Policy Implications and Conclusions

Like other countries in sub-Saharan Africa, Ghana’s population has been described as ageing very fast, especially given that an increasing proportion of Ghanaians are surviving beyond age 60 (United Nations: Department of Social and Economic Affairs 2013). The changing age structure and demography of the Ghanaian population raises several important questions, including those related to health insurance and health care access. This study offers new insights on the determinants of health insurance coverage among the elderly in the context of the premium exemption policy, revealing that socio-economic barriers to insurance coverage persist despite the exemption policy for the elderly. Our findings have important implications for policy makers as it suggests the removal of economic barriers that militate against the elderly in accessing health insurance as this is crucial to reducing morbidity and mortality among this important demographic group. Specifically, policy makers must pay particular attention to barriers beyond initial enrollment fees and consider broader systemic issues of health infrastructure, distance and costs of transportation to health services, social support and prevention mechanisms, and yearly renewal fees.

Our findings bode well for Ghana’s National Ageing Policy developed in 2010 which has an overarching aim of ensuring the socio-economic and cultural integration of the elderly in the Ghanaian society and also their full participation in the national development process (Government of Ghana 2010). Disparities in health insurance coverage based on wealth status identified in this study among older Ghanaians underlines the urgent need for implementing the National Ageing Policy. It is noteworthy that an important aspect of the policy refers to reducing socio-economic inequality and poverty among the elderly as these have implications for accessing health care through the NHIS. Government must improve and develop comprehensive pension schemes, one that captures not only those in the formal sectors of the economy but also even others in the informal sector. It is also important for policy to eliminate discriminatory practices that prevent the elderly from engaging actively in economic activities as these have implications for NHIS enrolment.

While this study presents important findings, certain limitations exist. The study relies on the first wave of SAGE data, which is cross-sectional, and as a result causal links cannot be established from these findings.
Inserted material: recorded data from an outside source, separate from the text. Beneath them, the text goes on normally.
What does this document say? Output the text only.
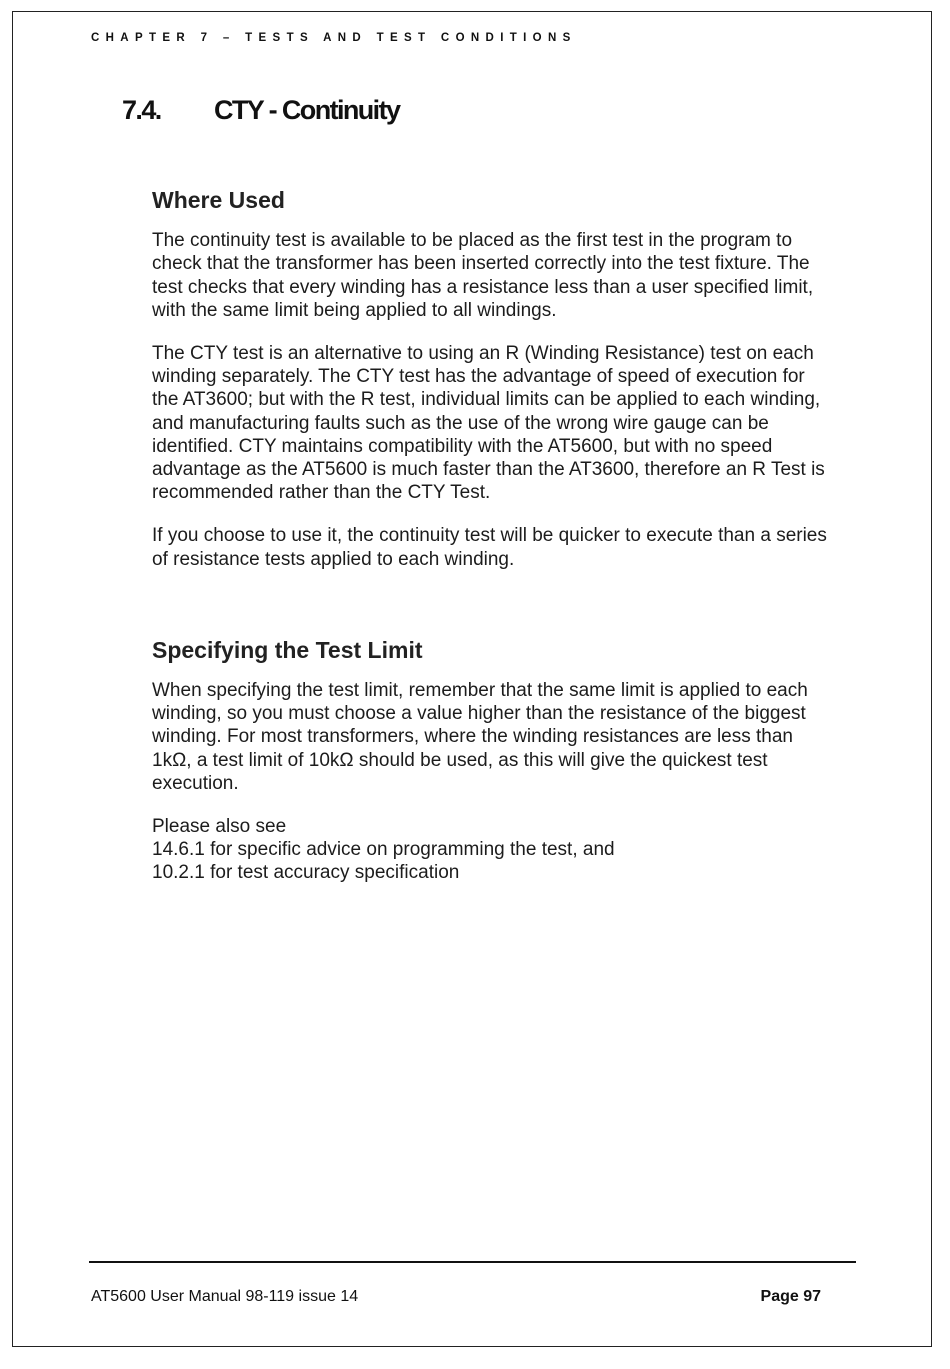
CHAPTER 7 – TESTS AND TEST CONDITIONS
7.4. CTY - Continuity
Where Used

The continuity test is available to be placed as the first test in the program to
check that the transformer has been inserted correctly into the test fixture. The
test checks that every winding has a resistance less than a user specified limit,
with the same limit being applied to all windings.

The CTY test is an alternative to using an R (Winding Resistance) test on each
winding separately. The CTY test has the advantage of speed of execution for
the AT3600; but with the R test, individual limits can be applied to each winding,
and manufacturing faults such as the use of the wrong wire gauge can be
identified. CTY maintains compatibility with the AT5600, but with no speed
advantage as the AT5600 is much faster than the AT3600, therefore an R Test is
recommended rather than the CTY Test.

If you choose to use it, the continuity test will be quicker to execute than a series
of resistance tests applied to each winding.

Specifying the Test Limit

When specifying the test limit, remember that the same limit is applied to each
winding, so you must choose a value higher than the resistance of the biggest
winding. For most transformers, where the winding resistances are less than
1kΩ, a test limit of 10kΩ should be used, as this will give the quickest test
execution.

Please also see
14.6.1 for specific advice on programming the test, and
10.2.1 for test accuracy specification

AT5600 User Manual 98-119 issue 14	Page 97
Further, the analysis did not control for distance to health facility or health insurance registration locations, as this information was unavailable in the data. However, the findings are important as this study is one of the few to contribute to debates on ageing and health insurance coverage in Ghana and sub-Saharan Africa using large scale data. Given the projected growth rate of Africa’s ageing population and associated implications (Aboderin 2012; Lancet 2012; United Nations: Department of Social and Economic Affairs 2013), it becomes crucial that countries seek to provide adequate and accessible health care for ageing populations. Thus, it is imperative that governments implement appropriate health policies and services to meet demographic needs in changing populations. Ghana’s NHIS and its exemption policy for vulnerable groups, including the elderly is an important step in this policy area which remains nascent or missing in much of SSA.